To support these approaches, we curated diverse datasets, including a synthetic dataset for choral singing, score-performance datasets from both the performer and listener perspectives, and karaoke datasets for imitation-based dynamics analysis. Our findings reveal that while synthetic data enable controlled comparisons, real-world performances exhibit musical dynamics absent in synthetic renditions. Using Romantic-era Lieder scores, we semi-automatically curated score-performance pairs using state-of-the-art source separation and alignment techniques to train a dynamics prediction model. Collaborating with expert musicians, we annotated scores with synchronized dynamics labels and examined inter-annotator agreement using computational linguistics methods. Additionally, we developed a system to identify vocal dynamics automatically, employing structural segmentation and machine learning models trained on the Western classical Lieder corpus.

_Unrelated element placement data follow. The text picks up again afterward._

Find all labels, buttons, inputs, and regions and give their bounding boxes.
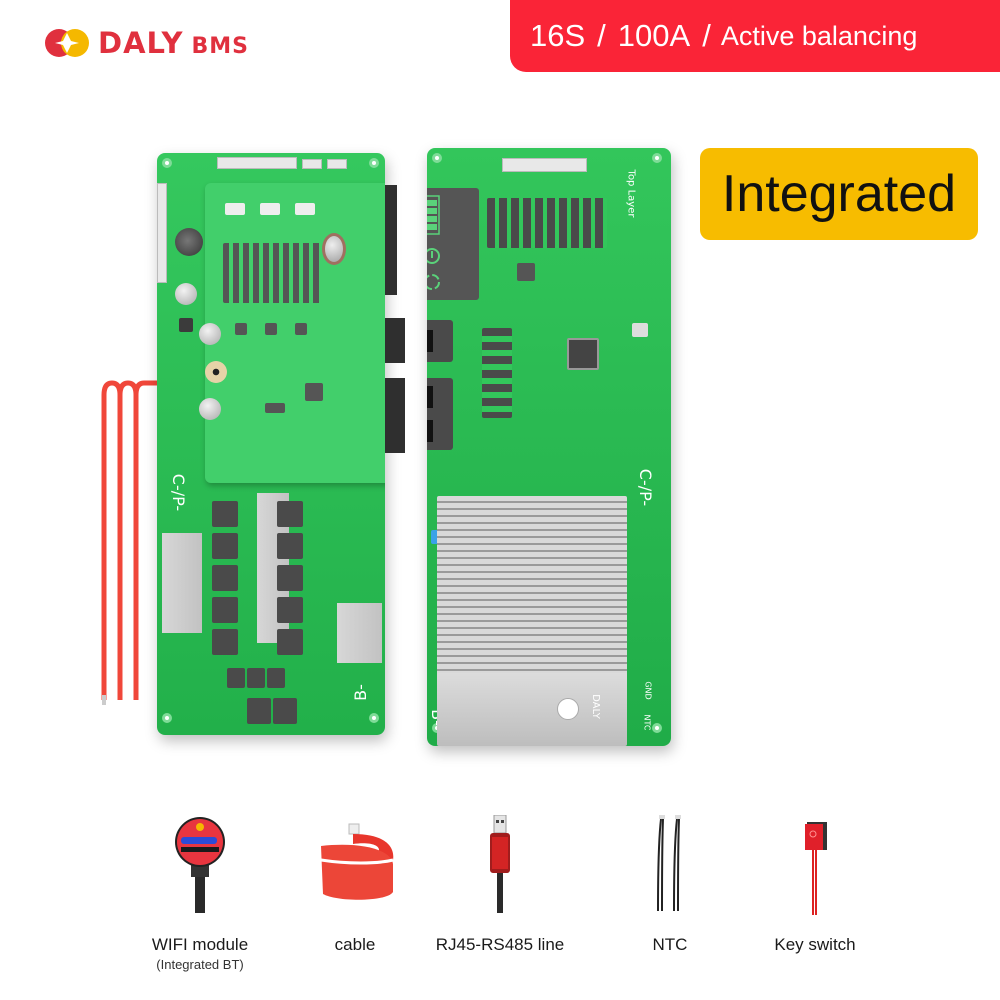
bms-board-right: Top Layer C-/P- B- NTC GND DALY [427,148,671,746]
balancer-sub-board [205,183,385,483]
mosfet [277,629,303,655]
usb-rs485-cable-icon [490,815,510,913]
inductor [205,361,227,383]
mount-hole [369,713,379,723]
ic-chip [265,403,285,413]
daly-bms-logo: DALY BMS [44,26,249,60]
brand-name: DALY [98,26,184,60]
board-edge-connector [385,185,397,295]
ic-chip [265,323,277,335]
cell-series: 16S [530,18,586,53]
header-pins [260,203,280,215]
ic-chip [517,263,535,281]
capacitor [199,323,221,345]
connector [302,159,322,169]
balance-connector [217,157,297,169]
rj45-dual-port[interactable] [427,378,453,450]
accessory-label: WIFI module [151,935,249,954]
header-pins [225,203,245,215]
accessory-label: NTC [652,935,688,954]
ntc-sensor-icon [657,815,681,912]
battery-indicator-icon [427,195,440,290]
ic-chip [179,318,193,332]
mosfet [227,668,245,688]
mosfet [277,565,303,591]
mount-hole [162,158,172,168]
component [632,323,648,337]
component-array [482,328,512,418]
mount-hole [652,153,662,163]
mosfet [277,533,303,559]
mount-hole [652,723,662,733]
wifi-module-icon [175,817,225,913]
mosfet [277,501,303,527]
ic-chip [295,323,307,335]
spec-banner: 16S / 100A / Active balancing [510,0,1000,72]
balancing-feature: Active balancing [720,20,918,51]
mosfet [212,629,238,655]
mosfet [212,501,238,527]
connector [327,159,347,169]
rj45-port[interactable] [427,320,453,362]
silk-top-layer: Top Layer [625,169,637,218]
silk-b-label: B- [350,684,370,701]
mosfet [247,668,265,688]
silk-gnd-label: GND [643,681,653,700]
separator: / [702,18,711,53]
daly-logo-icon [45,29,89,57]
side-connector [157,183,167,283]
balance-connector [502,158,587,172]
busbar-plate [337,603,382,663]
silk-c-p-label: C-/P- [169,473,189,512]
mosfet [267,668,285,688]
mosfet [247,698,271,724]
accessory-label: cable [334,935,376,954]
ribbon-cable-icon [320,823,394,900]
header-pins [295,203,315,215]
accessory-note: (Integrated BT) [156,957,244,972]
board-edge-connector [385,318,405,363]
capacitor [175,283,197,305]
balance-wire-bundle [101,380,160,705]
busbar-plate [162,533,202,633]
bms-board-left: C-/P- B- [157,153,385,735]
mosfet [277,597,303,623]
coin-cell [322,233,346,265]
heatsink-cover: DALY [437,673,627,746]
integrated-badge: Integrated [700,148,978,240]
silk-c-p-label: C-/P- [636,468,656,507]
balancing-components [487,198,607,248]
led-display-port [427,188,479,300]
mount-hole [432,153,442,163]
separator: / [597,18,606,53]
brand-suffix: BMS [191,34,249,59]
badge-label: Integrated [721,165,957,223]
key-switch-icon [805,822,827,915]
ic-chip [305,383,323,401]
buzzer [175,228,203,256]
mosfet [212,565,238,591]
heatsink [437,496,627,676]
mosfet [212,533,238,559]
balancing-components [223,243,323,303]
heatsink-brand: DALY [589,694,601,719]
mosfet [273,698,297,724]
silk-ntc-label: NTC [642,714,652,731]
accessory-label: RJ45-RS485 line [435,935,565,954]
ic-chip [235,323,247,335]
accessory-label: Key switch [774,935,856,954]
mosfet [212,597,238,623]
mcu-chip [567,338,599,370]
board-edge-connector [385,378,405,453]
mount-hole [369,158,379,168]
current-rating: 100A [617,18,691,53]
daly-logo-icon [557,698,579,720]
capacitor [199,398,221,420]
mount-hole [162,713,172,723]
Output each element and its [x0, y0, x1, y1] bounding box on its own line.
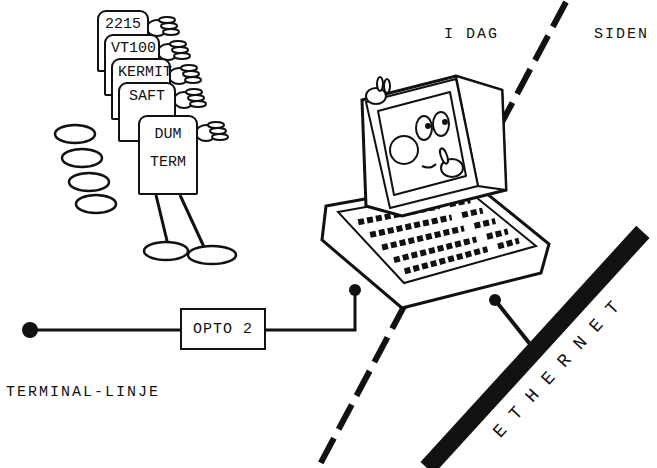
monitor-front — [366, 79, 478, 208]
key-row — [474, 221, 495, 226]
glove-finger — [212, 134, 228, 140]
shoe — [69, 173, 109, 191]
sign-text: VT100 — [111, 40, 153, 58]
sign-text: SAFT — [125, 88, 169, 106]
shoe — [55, 125, 95, 143]
converter-box: OPTO 2 — [180, 308, 266, 350]
shoe — [144, 242, 188, 260]
ethernet-wire — [495, 300, 530, 344]
key-row — [394, 239, 476, 260]
sign-text: 2215 — [104, 16, 142, 34]
key-row — [462, 211, 483, 215]
glove-hand — [169, 65, 201, 84]
pupil — [425, 123, 431, 129]
glove-finger — [190, 101, 206, 107]
side-label: SIDEN — [594, 26, 649, 43]
glove-hand — [174, 89, 206, 108]
port-dot — [349, 284, 361, 296]
hand-on-head — [366, 77, 390, 104]
monitor-case — [362, 76, 506, 216]
key-row — [405, 249, 488, 271]
key-row — [487, 231, 508, 236]
protocol-sign: DUM TERM — [138, 115, 198, 195]
shoe — [188, 246, 236, 264]
glove-finger — [163, 29, 179, 35]
side-label: I DAG — [444, 26, 499, 43]
sign-text: KERMIT — [118, 64, 164, 82]
cheek — [390, 136, 418, 164]
pupil — [442, 119, 448, 125]
terminal-wire — [264, 292, 355, 330]
shoe — [62, 149, 102, 167]
box-text: OPTO 2 — [193, 321, 253, 338]
glove-hand — [196, 122, 228, 141]
port-dot — [489, 294, 501, 306]
key-row — [498, 241, 519, 247]
terminal-wire — [30, 329, 182, 332]
sign-limbs — [55, 17, 236, 264]
monitor-screen — [378, 92, 466, 195]
mouth — [422, 164, 436, 168]
glove-finger — [185, 77, 201, 83]
glove-finger — [174, 53, 190, 59]
leg — [156, 195, 168, 245]
side-label: TERMINAL-LINJE — [6, 384, 160, 401]
eye — [433, 112, 449, 136]
sign-text: DUM TERM — [145, 121, 191, 177]
hand-at-chin — [438, 147, 463, 177]
shoe — [76, 195, 116, 213]
computer-figure — [322, 76, 549, 308]
leg — [180, 195, 204, 247]
eye — [416, 116, 432, 140]
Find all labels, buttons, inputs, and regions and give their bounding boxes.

Finally, we conducted a preliminary study on Hindustani music, applying our methodology to explore dynamics variations in relation to tradition-specific characteristics.
Although musical dynamics perception is inherently subjective, our findings indicate that a degree of formalization can be achieved by categorizing dynamics into broad perceptual bands such as soft, medium, and loud, providing a structured framework for analysis. These findings contribute to a more systematic understanding of musical dynamics, paving the way for improved analysis, modeling, and applications in both research and performance contexts.